En este cortometraje documental queremos averiguar cuales son las ventajas y desventajas de la profesión para las mujeres de Madrid analizando aspectos como la relación con compañeros y clientes, la compatibilización de la vida laboral y personal, la seguridad y la necesidad de empoderamiento.

En la breve investigación previa que hemos llevado a cabo, hemos notado en todos los casos la gran necesidad  de expresarse de estas mujeres, de contar sus experiencias, de inspirar a otras muchas a interesarse por la profesión y a llamar la atención a las asociaciones del taxi para que aumenten la presencia femenina en sus cuadros directivos.

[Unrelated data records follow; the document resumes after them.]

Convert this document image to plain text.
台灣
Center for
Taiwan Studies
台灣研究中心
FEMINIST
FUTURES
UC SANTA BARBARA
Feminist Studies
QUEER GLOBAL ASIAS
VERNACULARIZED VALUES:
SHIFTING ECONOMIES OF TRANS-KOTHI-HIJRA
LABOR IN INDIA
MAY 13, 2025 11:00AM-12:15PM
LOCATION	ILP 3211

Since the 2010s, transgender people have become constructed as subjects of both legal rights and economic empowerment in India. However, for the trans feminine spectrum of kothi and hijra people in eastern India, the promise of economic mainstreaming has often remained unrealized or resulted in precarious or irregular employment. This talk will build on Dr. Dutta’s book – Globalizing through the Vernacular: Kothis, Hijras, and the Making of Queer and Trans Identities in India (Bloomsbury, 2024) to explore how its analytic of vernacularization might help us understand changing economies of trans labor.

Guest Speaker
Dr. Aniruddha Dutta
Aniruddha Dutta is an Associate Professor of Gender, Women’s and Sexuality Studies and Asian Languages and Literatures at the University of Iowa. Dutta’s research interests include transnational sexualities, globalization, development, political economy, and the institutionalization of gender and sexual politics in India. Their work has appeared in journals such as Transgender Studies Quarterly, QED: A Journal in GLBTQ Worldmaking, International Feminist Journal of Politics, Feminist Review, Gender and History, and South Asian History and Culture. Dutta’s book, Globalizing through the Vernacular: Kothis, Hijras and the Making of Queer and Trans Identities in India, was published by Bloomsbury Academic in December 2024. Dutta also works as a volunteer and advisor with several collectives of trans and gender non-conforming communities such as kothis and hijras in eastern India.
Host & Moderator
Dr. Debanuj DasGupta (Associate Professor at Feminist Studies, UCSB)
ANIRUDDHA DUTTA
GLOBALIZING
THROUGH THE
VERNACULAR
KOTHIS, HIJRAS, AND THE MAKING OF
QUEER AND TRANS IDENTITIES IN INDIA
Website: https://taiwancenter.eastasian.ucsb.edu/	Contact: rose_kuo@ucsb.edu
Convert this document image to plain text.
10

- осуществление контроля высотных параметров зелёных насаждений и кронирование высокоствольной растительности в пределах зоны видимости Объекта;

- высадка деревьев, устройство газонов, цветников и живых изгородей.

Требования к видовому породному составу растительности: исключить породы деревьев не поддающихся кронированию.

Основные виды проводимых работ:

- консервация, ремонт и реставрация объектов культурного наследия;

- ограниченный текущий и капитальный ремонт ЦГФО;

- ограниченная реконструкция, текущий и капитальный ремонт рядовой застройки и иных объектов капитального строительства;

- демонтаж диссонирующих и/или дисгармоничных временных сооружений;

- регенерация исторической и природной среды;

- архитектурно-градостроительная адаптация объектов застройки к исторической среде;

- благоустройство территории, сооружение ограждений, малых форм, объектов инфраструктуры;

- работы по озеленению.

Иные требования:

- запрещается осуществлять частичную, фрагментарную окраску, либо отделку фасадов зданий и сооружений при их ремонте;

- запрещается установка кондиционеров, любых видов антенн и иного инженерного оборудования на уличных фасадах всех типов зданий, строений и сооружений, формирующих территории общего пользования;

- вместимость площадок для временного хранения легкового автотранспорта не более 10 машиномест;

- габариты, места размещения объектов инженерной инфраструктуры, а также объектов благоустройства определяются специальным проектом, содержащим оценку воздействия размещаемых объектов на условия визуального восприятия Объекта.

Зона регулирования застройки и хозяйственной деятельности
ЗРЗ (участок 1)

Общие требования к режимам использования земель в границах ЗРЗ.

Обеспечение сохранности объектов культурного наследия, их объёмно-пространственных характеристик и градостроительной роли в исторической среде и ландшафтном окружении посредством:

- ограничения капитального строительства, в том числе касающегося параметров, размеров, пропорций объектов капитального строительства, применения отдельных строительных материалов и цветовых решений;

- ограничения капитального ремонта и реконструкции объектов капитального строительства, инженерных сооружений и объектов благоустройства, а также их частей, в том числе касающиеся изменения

Creemos que el potencial expresivo del documental es un medio perfecto para darle voz a estas mujeres, ponerles caras, nombres… Se trata de darle calidez y humanidad a esta cifra minoritaria, que leída sobre el papel puede no generar empatía, pero a través de un medio como el audiovisual podemos crear una relación más estrecha con el espectador y crear conciencia sobre el  momento enormemente conflictivo que vive esta comunidad.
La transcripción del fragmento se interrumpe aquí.